For mid-tier volumes, sub-9.0 copies, or any book you plan to read or display, raw is the better choice. See 1st print raw manga for verified raw inventory.
The decision framework
The simplest decision tree: grade if all three of these are true, otherwise hold raw.
- The book is a key issue. Vol. 1 of a major series, a first-appearance volume, or a chapter with significant cultural / market interest.
- You can realistically achieve BGS 9.0 or higher. Below 9.0, the grading premium often doesn't cover the fee. Be honest about condition β if you wouldn't pay 9.4 money for it yourself, don't assume the grader will give you 9.4.
- A half-grade swing changes the market price by $100+. For books where 8.5 vs 9.0 is a difference of $20, grading destroys value. Check live sold prices on our manga price tracker before you decide.
Worked examples
Example 1: Japanese One Piece Vol. 1 1st print, looks BGS 9.0+ condition. Grade it. Even at BGS 8.5, the slabbed price is well above the grading fee plus raw market. At 9.4 the gap is enormous. This is the textbook grade-it case.
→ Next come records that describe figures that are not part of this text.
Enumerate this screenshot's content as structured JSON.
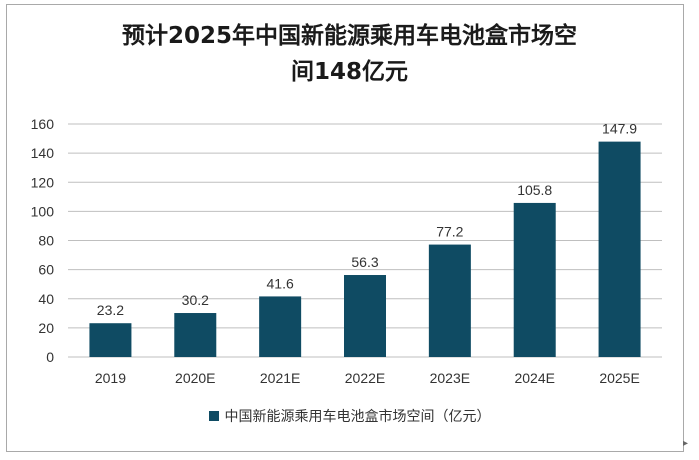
{
  "chart_data": {
    "type": "bar",
    "title_lines": [
      "预计2025年中国新能源乘用车电池盒市场空",
      "间148亿元"
    ],
    "categories": [
      "2019",
      "2020E",
      "2021E",
      "2022E",
      "2023E",
      "2024E",
      "2025E"
    ],
    "series": [
      {
        "name": "中国新能源乘用车电池盒市场空间（亿元）",
        "values": [
          23.2,
          30.2,
          41.6,
          56.3,
          77.2,
          105.8,
          147.9
        ],
        "labels": [
          "23.2",
          "30.2",
          "41.6",
          "56.3",
          "77.2",
          "105.8",
          "147.9"
        ],
        "color": "#0f4b63"
      }
    ],
    "ylim": [
      0,
      160
    ],
    "yticks": [
      0,
      20,
      40,
      60,
      80,
      100,
      120,
      140,
      160
    ],
    "grid": true,
    "legend_position": "bottom"
  }
}
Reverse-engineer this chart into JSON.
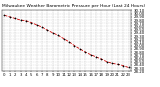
{
  "title": "Milwaukee Weather Barometric Pressure per Hour (Last 24 Hours)",
  "hours": [
    0,
    1,
    2,
    3,
    4,
    5,
    6,
    7,
    8,
    9,
    10,
    11,
    12,
    13,
    14,
    15,
    16,
    17,
    18,
    19,
    20,
    21,
    22,
    23
  ],
  "pressure": [
    29.95,
    29.9,
    29.85,
    29.8,
    29.78,
    29.72,
    29.65,
    29.58,
    29.48,
    29.4,
    29.32,
    29.22,
    29.12,
    29.0,
    28.9,
    28.8,
    28.72,
    28.65,
    28.58,
    28.5,
    28.45,
    28.42,
    28.38,
    28.32
  ],
  "line_color": "#cc0000",
  "marker_color": "#000000",
  "bg_color": "#ffffff",
  "grid_color": "#888888",
  "title_color": "#000000",
  "ylim_min": 28.2,
  "ylim_max": 30.1,
  "ytick_step": 0.1,
  "title_fontsize": 3.2,
  "tick_fontsize": 2.8,
  "xlabel_fontsize": 2.8
}
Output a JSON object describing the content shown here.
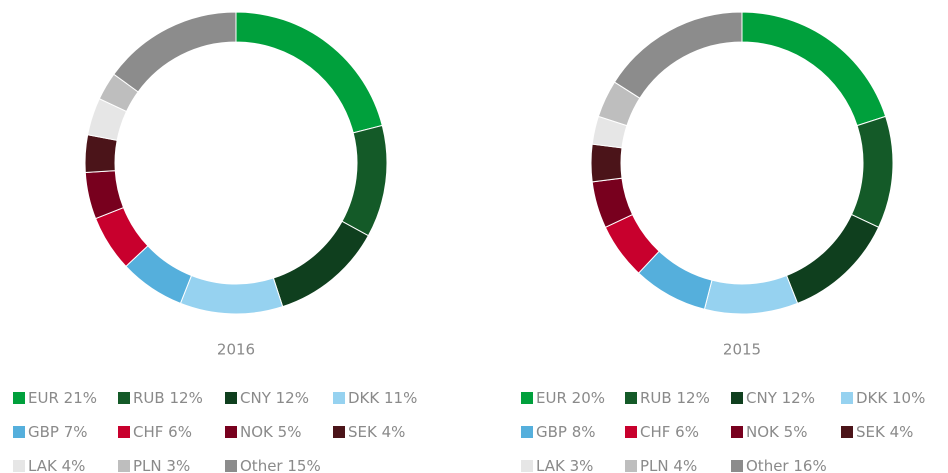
{
  "chart_data": [
    {
      "type": "pie",
      "title": "2016",
      "categories": [
        "EUR",
        "RUB",
        "CNY",
        "DKK",
        "GBP",
        "CHF",
        "NOK",
        "SEK",
        "LAK",
        "PLN",
        "Other"
      ],
      "values": [
        21,
        12,
        12,
        11,
        7,
        6,
        5,
        4,
        4,
        3,
        15
      ],
      "value_labels": [
        "21%",
        "12%",
        "12%",
        "11%",
        "7%",
        "6%",
        "5%",
        "4%",
        "4%",
        "3%",
        "15%"
      ],
      "colors": [
        "#00a03c",
        "#145a28",
        "#0f3f1e",
        "#96d2f0",
        "#55afdc",
        "#c8002d",
        "#78001e",
        "#4b1419",
        "#e6e6e6",
        "#bebebe",
        "#8c8c8c"
      ]
    },
    {
      "type": "pie",
      "title": "2015",
      "categories": [
        "EUR",
        "RUB",
        "CNY",
        "DKK",
        "GBP",
        "CHF",
        "NOK",
        "SEK",
        "LAK",
        "PLN",
        "Other"
      ],
      "values": [
        20,
        12,
        12,
        10,
        8,
        6,
        5,
        4,
        3,
        4,
        16
      ],
      "value_labels": [
        "20%",
        "12%",
        "12%",
        "10%",
        "8%",
        "6%",
        "5%",
        "4%",
        "3%",
        "4%",
        "16%"
      ],
      "colors": [
        "#00a03c",
        "#145a28",
        "#0f3f1e",
        "#96d2f0",
        "#55afdc",
        "#c8002d",
        "#78001e",
        "#4b1419",
        "#e6e6e6",
        "#bebebe",
        "#8c8c8c"
      ]
    }
  ]
}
Example 2: English Naruto Vol. 14 1st print, near-mint condition. Don't grade. Mid-series English volumes don't have the price spread to cover the fee. Hold raw, or sell raw.
Example 3: Japanese Demon Slayer Vol. 1 1st print, visible spine stress. Don't grade. The spine stress will cap the grade well below BGS 9.0, and the gap from raw to 8.0β8.5 graded is too narrow to justify the grading fee.
Example 4: Japanese Berserk Vol. 1 1st print, any high-grade condition. Grade it. Berserk Vol. 1 is so rare in high grade that even sub-9.0 graded copies trade at meaningful premiums, and the authentication alone is worth the fee.
What about the grader?
If you decide to grade, the slab company matters. BGS is the current market standard for manga β resale demand and sold-comp activity cluster there. CGC is rising and offers faster turnaround. CBCS is the smallest. For a full comparison see our BGS vs CGC vs CBCS guide.
The "buy already-graded" path
You don't have to grade your own books to own graded manga. Buying already-graded slabs from verified dealers skips the turnaround wait, removes the condition guesswork, and lets you cherry-pick exactly the grade tier you want. Every graded manga listing at West Blue includes the cert number so you can verify it on the grader's own lookup tool before buying. Browse the graded manga catalog for current inventory.
FAQ: graded vs raw manga
Is graded manga always worth more than raw?
No. For key issues in high grade, graded slabs trade at significant premiums β sometimes 3β10x. For mid-tier volumes, common condition tiers, or books under ~$100 raw, grading often costs more than it adds.
Can I open a graded manga slab?
You can, but it voids the grade. Once you crack the slab, the cert is invalidated and the book is treated as raw. The slab is meant to be permanent β if you want to read the book, hold a raw copy.
What grade is high enough to be worth slabbing?
BGS 9.0 is the floor for most keys. Below that, the grading premium often doesn't cover the fee unless the book is genuinely rare even in low grade (e.g. Berserk Vol. 1 1st print). Above 9.4 the price curve steepens fast.
Do graded English manga slabs hold value?
Yes, especially for key first prints in BGS 9.4+. The English-language graded population is much smaller than Japanese, and several series β original Viz Dragon Ball, Tokyopop Sailor Moon, early Yen Press releases β have appreciated significantly in high grade.
Should I press my manga before grading?
Sometimes. Pressing can correct minor waves and bends and improve the visible grade by half a step or so. CBCS notes pressed/restored status; CGC and BGS handle it differently. For high-value keys it can be worth the cost; for mid-tier books it usually isn't.